“Why Should I Trust You?”
Explaining the Predictions of Any Classifier

Link to Paper

What did the authors try to accomplish?

The authors introduce a new way to interpret models using a technique they call LIME. They have devised both a local explanation technique and a global explanation technique. The key part of their technique is that their approach is model agnostic and that it will work with any kind of model and various types of data - tabular, text, and image.

What were the key elements of the approach?

Their approach takes random samples around the specific data point to explain, then uses a weighted regression (weighted by how close the samples are to the original data point to explain) and then uses the coefficients from the regression to show the impact of each feature on the data. This can be seen in the visual, from the paper, below: LIME Image from paper

In this example, we are classifying data points as either being red X’s or blue circles. The original black box classifier found a non-linear decision boundary based on the red and blue shading. LIME then takes random samples around the point to explain (the bolded red X), used the black box model to make predictions, and then fits a linear model to separate the data. The downside of this approach is the results it returns can only be applied to that specific sample. If the model says a specific feature has a big influence on predicting the outcome, that may only apply to that specific instance and does not mean that is an important feature globally.

The authors also describe SP-LIME, which is used for coming up with global explanations. SP-LIME works by taking LIME and applying it to multiple data points with the idea that you take enough data points to thoroughly explain the entire model, without taking too long. Then looking at the results of all different points lime describes to get a sense of the global feature importance of each feature.

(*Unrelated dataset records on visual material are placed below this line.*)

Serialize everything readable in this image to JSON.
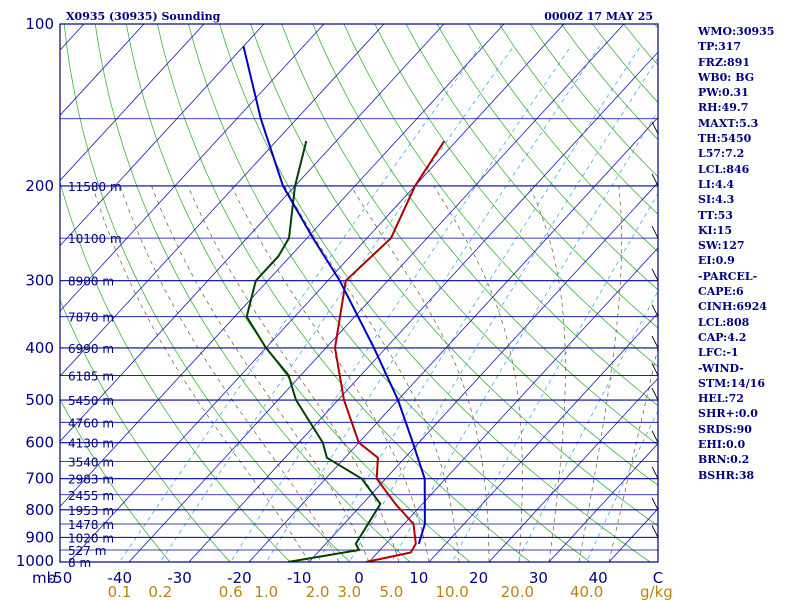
{
  "header": {
    "station_title": "X0935 (30935) Sounding",
    "datetime": "0000Z 17 MAY 25"
  },
  "indices": [
    "WMO:30935",
    "TP:317",
    "FRZ:891",
    "WB0: BG",
    "PW:0.31",
    "RH:49.7",
    "MAXT:5.3",
    "TH:5450",
    "L57:7.2",
    "LCL:846",
    "LI:4.4",
    "SI:4.3",
    "TT:53",
    "KI:15",
    "SW:127",
    "EI:0.9",
    "-PARCEL-",
    "CAPE:6",
    "CINH:6924",
    "LCL:808",
    "CAP:4.2",
    "LFC:-1",
    "-WIND-",
    "STM:14/16",
    "HEL:72",
    "SHR+:0.0",
    "SRDS:90",
    "EHI:0.0",
    "BRN:0.2",
    "BSHR:38"
  ],
  "chart_data": {
    "type": "skew-t log-p",
    "pressure_unit": "mb",
    "pressure_ticks": [
      100,
      200,
      300,
      400,
      500,
      600,
      700,
      800,
      900,
      1000
    ],
    "pressure_range": [
      100,
      1000
    ],
    "temperature_ticks": [
      "-50",
      "-40",
      "-30",
      "-20",
      "-10",
      "0",
      "10",
      "20",
      "30",
      "40",
      "C"
    ],
    "temperature_range": [
      -50,
      50
    ],
    "mixing_ratio_unit": "g/kg",
    "mixing_ratio_ticks": [
      "0.1",
      "0.2",
      "0.6",
      "1.0",
      "2.0",
      "3.0",
      "5.0",
      "10.0",
      "20.0",
      "40.0"
    ],
    "height_labels": [
      {
        "p": 200,
        "label": "11580 m"
      },
      {
        "p": 250,
        "label": "10100 m"
      },
      {
        "p": 300,
        "label": "8900 m"
      },
      {
        "p": 350,
        "label": "7870 m"
      },
      {
        "p": 400,
        "label": "6990 m"
      },
      {
        "p": 450,
        "label": "6185 m"
      },
      {
        "p": 500,
        "label": "5450 m"
      },
      {
        "p": 550,
        "label": "4760 m"
      },
      {
        "p": 600,
        "label": "4130 m"
      },
      {
        "p": 650,
        "label": "3540 m"
      },
      {
        "p": 700,
        "label": "2983 m"
      },
      {
        "p": 750,
        "label": "2455 m"
      },
      {
        "p": 800,
        "label": "1953 m"
      },
      {
        "p": 850,
        "label": "1478 m"
      },
      {
        "p": 900,
        "label": "1020 m"
      },
      {
        "p": 950,
        "label": "527 m"
      },
      {
        "p": 1000,
        "label": "8 m"
      }
    ],
    "series": [
      {
        "color": "#b00000",
        "points": [
          [
            1000,
            -0.5
          ],
          [
            960,
            5.5
          ],
          [
            925,
            5.0
          ],
          [
            850,
            1.6
          ],
          [
            780,
            -4.5
          ],
          [
            700,
            -11.5
          ],
          [
            640,
            -14.5
          ],
          [
            600,
            -20
          ],
          [
            500,
            -29
          ],
          [
            400,
            -38.5
          ],
          [
            300,
            -47
          ],
          [
            250,
            -46
          ],
          [
            200,
            -50
          ],
          [
            165,
            -52
          ]
        ]
      },
      {
        "color": "#004000",
        "points": [
          [
            1000,
            -13.5
          ],
          [
            950,
            -3.5
          ],
          [
            925,
            -5
          ],
          [
            780,
            -7
          ],
          [
            700,
            -14
          ],
          [
            640,
            -23
          ],
          [
            600,
            -26
          ],
          [
            500,
            -37
          ],
          [
            450,
            -42
          ],
          [
            400,
            -50
          ],
          [
            350,
            -58
          ],
          [
            300,
            -62
          ],
          [
            270,
            -62
          ],
          [
            250,
            -63
          ],
          [
            200,
            -70
          ],
          [
            165,
            -75
          ]
        ]
      },
      {
        "color": "#0000c0",
        "points": [
          [
            925,
            5.5
          ],
          [
            850,
            3.5
          ],
          [
            700,
            -3.5
          ],
          [
            600,
            -11
          ],
          [
            500,
            -20
          ],
          [
            400,
            -32
          ],
          [
            300,
            -48
          ],
          [
            250,
            -59
          ],
          [
            200,
            -72
          ],
          [
            150,
            -86
          ],
          [
            110,
            -100
          ]
        ]
      }
    ],
    "wind_barbs": [
      {
        "p": 160
      },
      {
        "p": 200
      },
      {
        "p": 250
      },
      {
        "p": 300
      },
      {
        "p": 350
      },
      {
        "p": 400
      },
      {
        "p": 450
      },
      {
        "p": 500
      },
      {
        "p": 600
      },
      {
        "p": 700
      },
      {
        "p": 800
      },
      {
        "p": 900
      }
    ],
    "grid": true
  }
}
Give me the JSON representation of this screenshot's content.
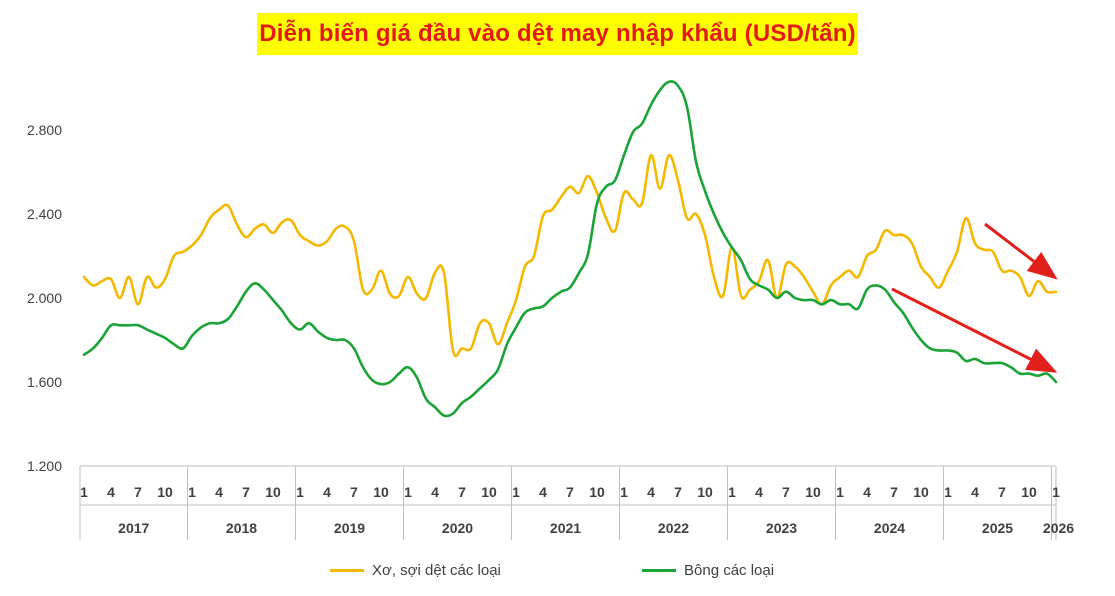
{
  "chart_data": {
    "type": "line",
    "title": "Diễn biến giá đầu vào dệt may nhập khẩu (USD/tấn)",
    "ylim": [
      1200,
      3000
    ],
    "yticks": [
      "1.200",
      "1.600",
      "2.000",
      "2.400",
      "2.800"
    ],
    "ytick_values": [
      1200,
      1600,
      2000,
      2400,
      2800
    ],
    "grid": false,
    "legend_position": "bottom",
    "years": [
      "2017",
      "2018",
      "2019",
      "2020",
      "2021",
      "2022",
      "2023",
      "2024",
      "2025",
      "2026"
    ],
    "month_ticks": [
      "1",
      "4",
      "7",
      "10"
    ],
    "x_months": [
      "2017-01",
      "2017-02",
      "2017-03",
      "2017-04",
      "2017-05",
      "2017-06",
      "2017-07",
      "2017-08",
      "2017-09",
      "2017-10",
      "2017-11",
      "2017-12",
      "2018-01",
      "2018-02",
      "2018-03",
      "2018-04",
      "2018-05",
      "2018-06",
      "2018-07",
      "2018-08",
      "2018-09",
      "2018-10",
      "2018-11",
      "2018-12",
      "2019-01",
      "2019-02",
      "2019-03",
      "2019-04",
      "2019-05",
      "2019-06",
      "2019-07",
      "2019-08",
      "2019-09",
      "2019-10",
      "2019-11",
      "2019-12",
      "2020-01",
      "2020-02",
      "2020-03",
      "2020-04",
      "2020-05",
      "2020-06",
      "2020-07",
      "2020-08",
      "2020-09",
      "2020-10",
      "2020-11",
      "2020-12",
      "2021-01",
      "2021-02",
      "2021-03",
      "2021-04",
      "2021-05",
      "2021-06",
      "2021-07",
      "2021-08",
      "2021-09",
      "2021-10",
      "2021-11",
      "2021-12",
      "2022-01",
      "2022-02",
      "2022-03",
      "2022-04",
      "2022-05",
      "2022-06",
      "2022-07",
      "2022-08",
      "2022-09",
      "2022-10",
      "2022-11",
      "2022-12",
      "2023-01",
      "2023-02",
      "2023-03",
      "2023-04",
      "2023-05",
      "2023-06",
      "2023-07",
      "2023-08",
      "2023-09",
      "2023-10",
      "2023-11",
      "2023-12",
      "2024-01",
      "2024-02",
      "2024-03",
      "2024-04",
      "2024-05",
      "2024-06",
      "2024-07",
      "2024-08",
      "2024-09",
      "2024-10",
      "2024-11",
      "2024-12",
      "2025-01",
      "2025-02",
      "2025-03",
      "2025-04",
      "2025-05",
      "2025-06",
      "2025-07",
      "2025-08",
      "2025-09",
      "2025-10",
      "2025-11",
      "2025-12",
      "2026-01"
    ],
    "series": [
      {
        "name": "Xơ, sợi dệt các loại",
        "color": "#f5b800",
        "values": [
          2100,
          2060,
          2080,
          2090,
          2000,
          2100,
          1970,
          2100,
          2050,
          2090,
          2200,
          2220,
          2250,
          2300,
          2380,
          2420,
          2440,
          2350,
          2290,
          2330,
          2350,
          2310,
          2360,
          2370,
          2300,
          2270,
          2250,
          2270,
          2330,
          2340,
          2270,
          2040,
          2040,
          2130,
          2020,
          2010,
          2100,
          2020,
          2000,
          2120,
          2120,
          1750,
          1760,
          1760,
          1880,
          1880,
          1780,
          1880,
          1990,
          2150,
          2200,
          2390,
          2420,
          2480,
          2530,
          2500,
          2580,
          2500,
          2380,
          2320,
          2500,
          2470,
          2450,
          2680,
          2520,
          2680,
          2560,
          2380,
          2400,
          2300,
          2100,
          2010,
          2240,
          2010,
          2040,
          2080,
          2180,
          2000,
          2160,
          2150,
          2100,
          2030,
          1970,
          2060,
          2100,
          2130,
          2100,
          2200,
          2230,
          2320,
          2300,
          2300,
          2260,
          2150,
          2100,
          2050,
          2130,
          2220,
          2380,
          2260,
          2230,
          2220,
          2130,
          2130,
          2100,
          2010,
          2080,
          2030,
          2030
        ]
      },
      {
        "name": "Bông các loại",
        "color": "#1aa336",
        "values": [
          1730,
          1760,
          1810,
          1870,
          1870,
          1870,
          1870,
          1850,
          1830,
          1810,
          1780,
          1760,
          1820,
          1860,
          1880,
          1880,
          1900,
          1960,
          2030,
          2070,
          2040,
          1990,
          1940,
          1880,
          1850,
          1880,
          1840,
          1810,
          1800,
          1800,
          1760,
          1670,
          1610,
          1590,
          1600,
          1640,
          1670,
          1620,
          1520,
          1480,
          1440,
          1450,
          1500,
          1530,
          1570,
          1610,
          1660,
          1780,
          1860,
          1930,
          1950,
          1960,
          2000,
          2030,
          2050,
          2120,
          2210,
          2450,
          2530,
          2560,
          2680,
          2790,
          2830,
          2920,
          2990,
          3030,
          3010,
          2910,
          2650,
          2510,
          2400,
          2310,
          2240,
          2180,
          2090,
          2060,
          2040,
          2000,
          2030,
          2000,
          1990,
          1990,
          1970,
          1990,
          1970,
          1970,
          1950,
          2040,
          2060,
          2040,
          1980,
          1930,
          1860,
          1800,
          1760,
          1750,
          1750,
          1740,
          1700,
          1710,
          1690,
          1690,
          1690,
          1670,
          1640,
          1640,
          1630,
          1640,
          1600
        ]
      }
    ],
    "annotations": [
      "trend-arrow-xo-soi",
      "trend-arrow-bong"
    ]
  }
}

What can you use yourself?

LIME already has a great python package, I have previously used the package in tutorials but would like to incorporate it in more use cases. I have never previously used SP-LIME and would like to try that out as well.

What other references do you want to follow?

The same authors came up with a follow-up to LIME called Anchors. Anchors addresses some of the limitations of LIME (namely that the results do not generalize to the entire model).